Pasuruan, Yudharta- Dalam upaya meningkatkan kualitas perguruan tinggi dalam pelaksanaan kerja sama luar negeri, Asosiasi Perguruan Tinggi Swasta Indonesia (APTISI) Wilayah VII Jawa Timur menyelenggarakan International Workshop secara hybrid di Aula BAU, Kampus III, Universitas Muhammadiyah Malang, Rabu-Kamis (2-3/11/2022).
Dihadiri oleh beberapa mitra luar negeri diantaranya IU University of Applied Science Germany, Ilioilo Science and Technology University Philippines, Universiti Muhammadiyah Malaysia, TIE UPS International / Promoter Link Pendidikan India-Indonesia, Australia Consulate General, dan ICCM / Link Education in China.

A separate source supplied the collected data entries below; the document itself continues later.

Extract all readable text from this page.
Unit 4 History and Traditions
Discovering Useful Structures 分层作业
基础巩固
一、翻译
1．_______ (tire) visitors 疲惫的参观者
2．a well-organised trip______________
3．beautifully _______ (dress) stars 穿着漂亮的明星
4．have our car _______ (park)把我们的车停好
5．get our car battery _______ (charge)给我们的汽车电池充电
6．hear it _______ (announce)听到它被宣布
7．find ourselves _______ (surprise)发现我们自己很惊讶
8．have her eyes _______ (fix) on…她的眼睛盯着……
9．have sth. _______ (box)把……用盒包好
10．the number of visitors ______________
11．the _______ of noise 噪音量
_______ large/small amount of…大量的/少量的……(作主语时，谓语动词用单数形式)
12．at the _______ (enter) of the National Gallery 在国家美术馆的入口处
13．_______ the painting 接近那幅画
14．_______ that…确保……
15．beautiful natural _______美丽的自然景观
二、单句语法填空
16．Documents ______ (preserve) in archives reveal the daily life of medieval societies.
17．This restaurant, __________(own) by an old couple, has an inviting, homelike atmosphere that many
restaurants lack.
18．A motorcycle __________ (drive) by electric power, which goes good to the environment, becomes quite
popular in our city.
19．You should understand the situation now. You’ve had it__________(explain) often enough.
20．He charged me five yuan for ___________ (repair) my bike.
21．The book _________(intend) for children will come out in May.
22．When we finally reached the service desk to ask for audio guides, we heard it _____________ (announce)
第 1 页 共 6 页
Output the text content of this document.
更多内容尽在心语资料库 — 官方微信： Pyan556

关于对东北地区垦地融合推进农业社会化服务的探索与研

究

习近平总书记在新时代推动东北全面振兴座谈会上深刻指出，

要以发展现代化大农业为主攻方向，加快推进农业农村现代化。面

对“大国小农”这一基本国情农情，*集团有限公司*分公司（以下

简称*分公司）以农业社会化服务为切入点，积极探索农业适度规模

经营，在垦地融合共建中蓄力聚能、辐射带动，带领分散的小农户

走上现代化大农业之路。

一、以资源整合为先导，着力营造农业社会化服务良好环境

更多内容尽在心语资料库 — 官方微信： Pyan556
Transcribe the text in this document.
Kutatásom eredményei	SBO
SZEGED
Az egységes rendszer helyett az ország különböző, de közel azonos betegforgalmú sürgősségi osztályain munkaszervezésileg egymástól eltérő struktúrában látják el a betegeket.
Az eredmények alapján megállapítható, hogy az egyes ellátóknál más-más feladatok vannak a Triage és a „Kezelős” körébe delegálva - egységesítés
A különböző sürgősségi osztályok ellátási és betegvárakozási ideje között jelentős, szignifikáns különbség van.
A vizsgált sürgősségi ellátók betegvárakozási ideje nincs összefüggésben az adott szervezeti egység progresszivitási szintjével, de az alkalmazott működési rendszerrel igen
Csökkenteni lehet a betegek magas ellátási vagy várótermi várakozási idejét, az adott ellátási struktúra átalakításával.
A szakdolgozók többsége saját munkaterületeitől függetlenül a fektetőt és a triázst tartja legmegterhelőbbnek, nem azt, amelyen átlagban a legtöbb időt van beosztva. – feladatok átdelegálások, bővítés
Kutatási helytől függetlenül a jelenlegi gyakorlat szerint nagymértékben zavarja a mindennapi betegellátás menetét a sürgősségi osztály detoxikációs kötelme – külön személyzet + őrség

Mengusung tema ‘Implementation of Internationalization Strategies in Higher Education Through Global Collaboration’, Prof Dr H Suko Wiyono MH menyampaikan bahwa MBKM (Merdeka Belajar Kampus Merdeka) memberikan kesempatan dunia Pendidikan untuk bias berkiprah langsung dengan DUDI (Dunia Usaha Dunia Industri) melalui implementasi kerja sama dalam dan luar negeri. “Saat ini mahasiswa dituntut tak hanya dalam teori namun juga praktik melalui kegiatan MBKM.” ujar Ketua APTISI Jawa Timur tersebut.

Kita adalah bagian dari masyarakat global bukan lagi regional atau nasional saja, tambahnya. Beliau menekankan kebanggaannya atas prestasi Perguruan Tinggi Swasta (PTS) dalam rangkingnya. Untuk itu, maka PTS harus bias beradaptasi dengan usaha internasionalisasi. Penguasaan Bahasa asing merupakan hal mutlak guna mendukung kegiatan tersebut. Melalui kegiatan ini, diharapkan bisa menjembatani 30 PTS yang hadir dalam menjalin kerja sama dengan pihak terkait.
Universitas Yudharta Pasuruan menjadi salah satu peserta dalam acara tersebut yang dihadiri oleh Ali Mohtarom, S.Ag, M.PdI, Kepala UPT Kerja Sama berharap bisa memperluas sayapnya dalam menjalin kerja sama internasional.
Selain hadir sebagai Peserta Workshop, Universitas Yudharta Pasuruan juga menjalin Kerjasama dengan International Cultural Communication Center (ICCC) Malaysia-China, Loo Hui Ann selaku Regional Director.